The one interesting innovation First Monday offers is the use of real political figures, like the Rev. Jerry Falwell, arguing about court topics on Curveball, the takeoff of Chris Matthews' Hardball that the Justices sometimes catch on TV. There are also occasional moments of accidental hilarity; in the first episode Durning, talking to Garner about the Ruth Bader Ginsburg doppelganger Justice Esther Weisenberg, says, "Esther's giving that new boy her wet-panties pep talk." You can't come up with comedy like that on purpose.
GLORY DAYS
Kevin Williamson's ideas just sound like money. The man who created Dawson's Creek and wrote the movies Scream and I Know What You Did Last Summer has the ability to think like a teenager and a marketing executive at the same time. His concept for Glory Days (the WB, Wednesdays, 9 p.m. E.T.) is flawless: if the only reason Murder, She Wrote isn't still on the air is that its viewers brought in only Depend commercials, then make a Murder, She Wrote for teens.
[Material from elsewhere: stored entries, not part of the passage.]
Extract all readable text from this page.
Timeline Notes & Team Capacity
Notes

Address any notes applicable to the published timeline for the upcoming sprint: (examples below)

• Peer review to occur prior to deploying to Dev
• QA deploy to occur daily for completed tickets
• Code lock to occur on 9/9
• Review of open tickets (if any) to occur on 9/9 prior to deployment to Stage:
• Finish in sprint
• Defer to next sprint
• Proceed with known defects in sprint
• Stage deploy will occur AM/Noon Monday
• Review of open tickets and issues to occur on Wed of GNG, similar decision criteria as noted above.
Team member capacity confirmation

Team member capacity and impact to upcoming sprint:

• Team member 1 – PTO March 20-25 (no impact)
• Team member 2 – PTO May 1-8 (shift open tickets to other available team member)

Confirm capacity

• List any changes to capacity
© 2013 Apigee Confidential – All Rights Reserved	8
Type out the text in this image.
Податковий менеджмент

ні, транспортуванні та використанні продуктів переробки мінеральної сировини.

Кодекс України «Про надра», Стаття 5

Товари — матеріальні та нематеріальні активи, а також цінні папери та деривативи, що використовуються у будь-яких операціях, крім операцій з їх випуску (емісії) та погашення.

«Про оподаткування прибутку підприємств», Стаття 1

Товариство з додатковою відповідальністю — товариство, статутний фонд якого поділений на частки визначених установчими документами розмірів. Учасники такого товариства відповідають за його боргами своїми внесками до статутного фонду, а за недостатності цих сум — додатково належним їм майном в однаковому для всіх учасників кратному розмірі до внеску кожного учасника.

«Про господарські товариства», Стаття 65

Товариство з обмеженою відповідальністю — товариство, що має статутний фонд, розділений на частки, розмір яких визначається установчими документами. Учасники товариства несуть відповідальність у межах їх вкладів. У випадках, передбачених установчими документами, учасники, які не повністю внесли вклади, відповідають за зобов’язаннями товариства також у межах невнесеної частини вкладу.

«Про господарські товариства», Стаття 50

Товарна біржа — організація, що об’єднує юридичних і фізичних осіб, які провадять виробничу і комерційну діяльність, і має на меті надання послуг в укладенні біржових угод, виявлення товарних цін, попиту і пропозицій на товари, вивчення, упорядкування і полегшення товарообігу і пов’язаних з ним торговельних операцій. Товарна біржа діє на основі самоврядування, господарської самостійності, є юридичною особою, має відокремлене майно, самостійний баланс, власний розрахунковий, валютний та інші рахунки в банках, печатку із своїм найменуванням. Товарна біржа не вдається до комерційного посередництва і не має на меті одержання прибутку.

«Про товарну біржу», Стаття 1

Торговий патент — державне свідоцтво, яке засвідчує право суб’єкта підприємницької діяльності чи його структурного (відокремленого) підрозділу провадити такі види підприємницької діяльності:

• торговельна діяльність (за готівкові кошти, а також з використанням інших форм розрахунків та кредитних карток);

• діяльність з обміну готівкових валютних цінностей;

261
The lead character here is dark but likable young mystery novelist Mike Dolan (Eddie Cahill), and the setting is a crime-beleaguered Northeastern vacation island that happens to employ the world's hottest coroner (Poppy Montgomery), who could become the hero's love interest. If Williamson were a stock, Warren Buffet would own him.
What he lacks in talent or effort--the dialogue can flop back and forth between smart talk and soap-opera drivel--Williamson makes up in casting. You often fail to notice cloying or clunky speeches when there are really good-looking young actors delivering them. Cahill, who played Rachel's boyfriend on Friends and a murderous junkie on Felicity, is charming as Mike, who comes home to try to figure out his father's suspicious death. Once there, he also has to deal with the angry townsfolk, all of whom he skewered in his best seller. Cahill is especially impressive not only because he--as well as the other actors, including Frances Fisher (Titanic, Traffic) as his newspaper-editor mom--has to work with the usual clue-dropping and case-solving explanations, but because Glory Days is bogged down with more character exposition than an A.A. meeting. Everyone has a past relationship to Mike that he or she just needs to tell you about right now.
But mystery shows have a lower bar, and this one's whodunit is appropriately ridiculous, innovative and suspenseful. Cahill makes Mike a smoother Encyclopedia Brown, poking his nose into the town's strange goings-on with as much believability as could be hoped for. And, most important, he's way better looking than Angela Lansbury.